At first Fite resisted the laryngectomy.

"I knew something was wrong because my voice kept getting more hoarse," he says. "My throat was giving me trouble for years, but I wasn't going to get the operation - there were some good friends and relatives I was looking forward to seeing on the other side. I figured I'd get to the last two or three months and sell this place and buy another Harley and just ride until I died."

Instead, Denny Handa, a friend for 40 years and a drummer in dozens of bands with Fite, drove to the small logging town of Amboy and up the twisting dirt and gravel road that ends at Fite's driveway. He convinced Fite he needed to watch his son grow up.

Fite now speaks by pressing a finger against the high collar of his T-shirt, closing off the hole in his throat through which he breathes, and directing air into his mouth. His voice is gruff, he sometimes interrupts phrases to gulp more air and at times a look of frustration crosses his face when he can't play a song and explain it at the same time. Still, he seems happy with his decision.

"I'm glad Denny talked me into this," Fite says. "I've already learned a lot from my son. The kid's definitely got my spirit."

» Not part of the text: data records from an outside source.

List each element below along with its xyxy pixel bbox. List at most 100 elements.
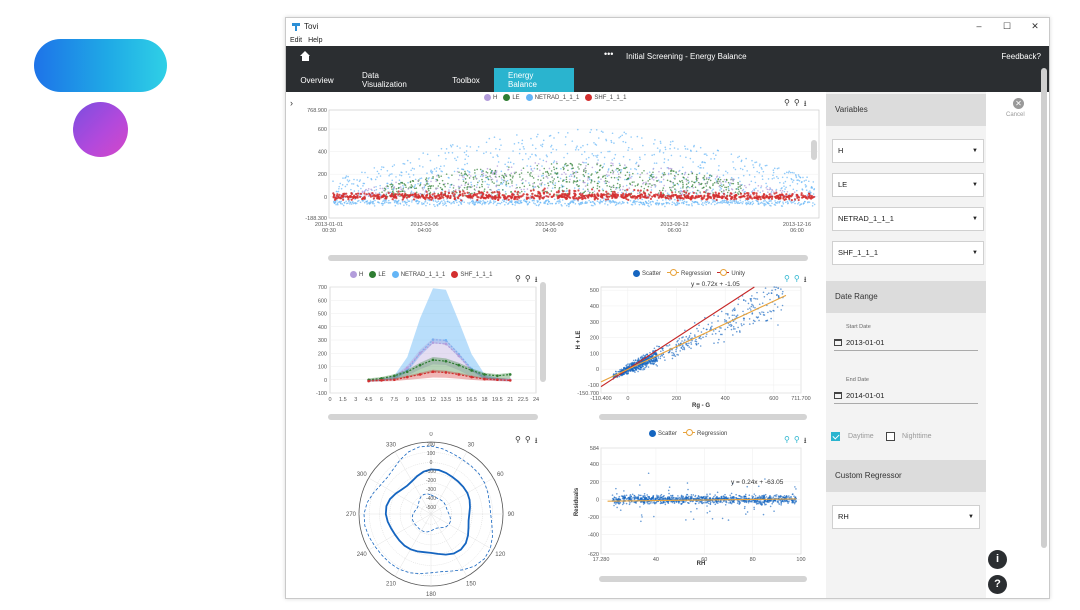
le-point xyxy=(472,178,475,180)
netrad-point xyxy=(811,187,814,189)
regression-hscroll[interactable] xyxy=(599,414,807,420)
close-button[interactable]: ✕ xyxy=(1031,21,1039,31)
netrad-point xyxy=(555,202,557,204)
le-point xyxy=(674,188,676,190)
h-point xyxy=(607,171,609,173)
legend-item-regression[interactable]: Regression xyxy=(667,269,711,277)
tab-data-visualization[interactable]: Data Visualization xyxy=(362,71,407,89)
zoom-out-icon[interactable]: ⚲ xyxy=(784,435,790,444)
netrad-point xyxy=(730,201,732,204)
more-options-icon[interactable]: ••• xyxy=(604,49,614,59)
zoom-in-icon[interactable]: ⚲ xyxy=(793,435,800,444)
zoom-out-icon[interactable]: ⚲ xyxy=(515,274,521,283)
netrad-point xyxy=(762,202,764,205)
download-icon[interactable]: ⭳ xyxy=(534,436,538,445)
shf-point xyxy=(796,193,799,197)
shf-point xyxy=(394,195,397,198)
download-icon[interactable]: ⭳ xyxy=(803,99,807,108)
menu-help[interactable]: Help xyxy=(308,37,323,44)
timeseries-vscroll[interactable] xyxy=(811,140,817,160)
shf-point xyxy=(810,197,813,200)
tab-toolbox[interactable]: Toolbox xyxy=(452,75,480,85)
diurnal-hscroll[interactable] xyxy=(328,414,538,420)
diurnal-band xyxy=(368,357,511,382)
timeseries-hscroll[interactable] xyxy=(328,255,808,261)
netrad-point xyxy=(416,199,419,202)
legend-item-shf[interactable]: SHF_1_1_1 xyxy=(585,94,626,101)
h-point xyxy=(507,169,509,171)
le-point xyxy=(641,179,644,182)
legend-item-netrad[interactable]: NETRAD_1_1_1 xyxy=(525,94,579,101)
shf-point xyxy=(511,192,514,195)
legend-item-le[interactable]: LE xyxy=(369,271,386,278)
download-icon[interactable]: ⭳ xyxy=(534,275,538,284)
netrad-point xyxy=(560,168,562,170)
shf-point xyxy=(773,195,777,198)
legend-item-shf[interactable]: SHF_1_1_1 xyxy=(451,271,492,278)
netrad-point xyxy=(378,192,381,194)
le-point xyxy=(681,179,683,182)
shf-point xyxy=(355,192,358,196)
regression-point xyxy=(732,326,735,328)
chevron-right-icon[interactable]: › xyxy=(290,98,293,108)
h-point xyxy=(683,173,686,176)
legend-item-netrad[interactable]: NETRAD_1_1_1 xyxy=(391,271,445,278)
legend-item-regression[interactable]: Regression xyxy=(683,429,727,437)
regression-point xyxy=(698,324,700,327)
tab-overview[interactable]: Overview xyxy=(300,75,334,85)
regression-point xyxy=(623,368,625,371)
menu-edit[interactable]: Edit xyxy=(290,37,303,44)
zoom-out-icon[interactable]: ⚲ xyxy=(784,274,790,283)
residual-point xyxy=(709,510,711,513)
zoom-in-icon[interactable]: ⚲ xyxy=(524,435,531,444)
shf-point xyxy=(531,192,534,195)
h-point xyxy=(361,190,364,193)
minimize-button[interactable]: – xyxy=(976,21,982,31)
zoom-out-icon[interactable]: ⚲ xyxy=(784,98,790,107)
legend-item-h[interactable]: H xyxy=(484,94,497,101)
tab-energy-balance[interactable]: Energy Balance xyxy=(494,68,574,92)
netrad-point xyxy=(746,170,748,172)
shf-point xyxy=(574,192,577,196)
netrad-point xyxy=(352,183,355,185)
diurnal-vscroll[interactable] xyxy=(540,282,546,382)
shf-point xyxy=(461,194,465,197)
shf-point xyxy=(456,196,459,199)
download-icon[interactable]: ⭳ xyxy=(803,436,807,445)
netrad-point xyxy=(784,180,787,183)
zoom-in-icon[interactable]: ⚲ xyxy=(793,98,800,107)
zoom-in-icon[interactable]: ⚲ xyxy=(524,274,531,283)
netrad-point xyxy=(609,202,612,204)
regression-point xyxy=(680,342,682,344)
netrad-point xyxy=(706,200,709,203)
netrad-point xyxy=(787,202,789,204)
netrad-point xyxy=(597,159,599,161)
netrad-point xyxy=(546,199,548,202)
legend-item-h[interactable]: H xyxy=(350,271,363,278)
download-icon[interactable]: ⭳ xyxy=(803,275,807,284)
feedback-link[interactable]: Feedback? xyxy=(1001,52,1041,61)
h-point xyxy=(453,184,455,187)
le-point xyxy=(702,177,704,179)
legend-item-scatter[interactable]: Scatter xyxy=(633,270,661,277)
legend-item-unity[interactable]: Unity xyxy=(717,269,745,277)
le-point xyxy=(518,173,521,176)
zoom-in-icon[interactable]: ⚲ xyxy=(793,274,800,283)
regression-ylabel: H + LE xyxy=(576,331,582,350)
maximize-button[interactable]: ☐ xyxy=(1002,21,1012,31)
netrad-point xyxy=(589,178,591,181)
home-icon[interactable] xyxy=(300,51,311,62)
netrad-point xyxy=(375,185,377,188)
le-point xyxy=(463,173,466,176)
netrad-point xyxy=(392,188,395,191)
netrad-point xyxy=(451,151,454,154)
legend-item-le[interactable]: LE xyxy=(503,94,520,101)
zoom-out-icon[interactable]: ⚲ xyxy=(515,435,521,444)
netrad-point xyxy=(674,203,677,205)
le-point xyxy=(737,183,740,185)
netrad-point xyxy=(728,203,731,206)
netrad-point xyxy=(664,205,666,208)
shf-point xyxy=(572,196,575,199)
legend-item-scatter[interactable]: Scatter xyxy=(649,430,677,437)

Handa swung the Mel Bay deal and drove Fite to Olympia a few months before the operation to record the seven-song CD that accompanies the music book. Because the four albums Fite recorded for Robert Mersey 30 years ago are nearly impossible to find today, this 20-minute sampler is almost the only way to hear a recording of Fite's playing.

Pickers such as Atkins, Nelson (with whom Fite played in an early band) and the late Howard Roberts all got the message. Les Paul first heard Fite when he was demonstrating amplifiers at a 1968 music retailers convention. Paul listened to all that music coming out of one guitar. Then he unplugged the amp.

"A guy that good shouldn't be playing," legend has him saying. He was jesting, of course, and the incident began a lifelong friendship.

"He thinks of the guitar as a keyboard, or as an entire orchestra," Handa says. "He plays that way because nobody ever told him he couldn't."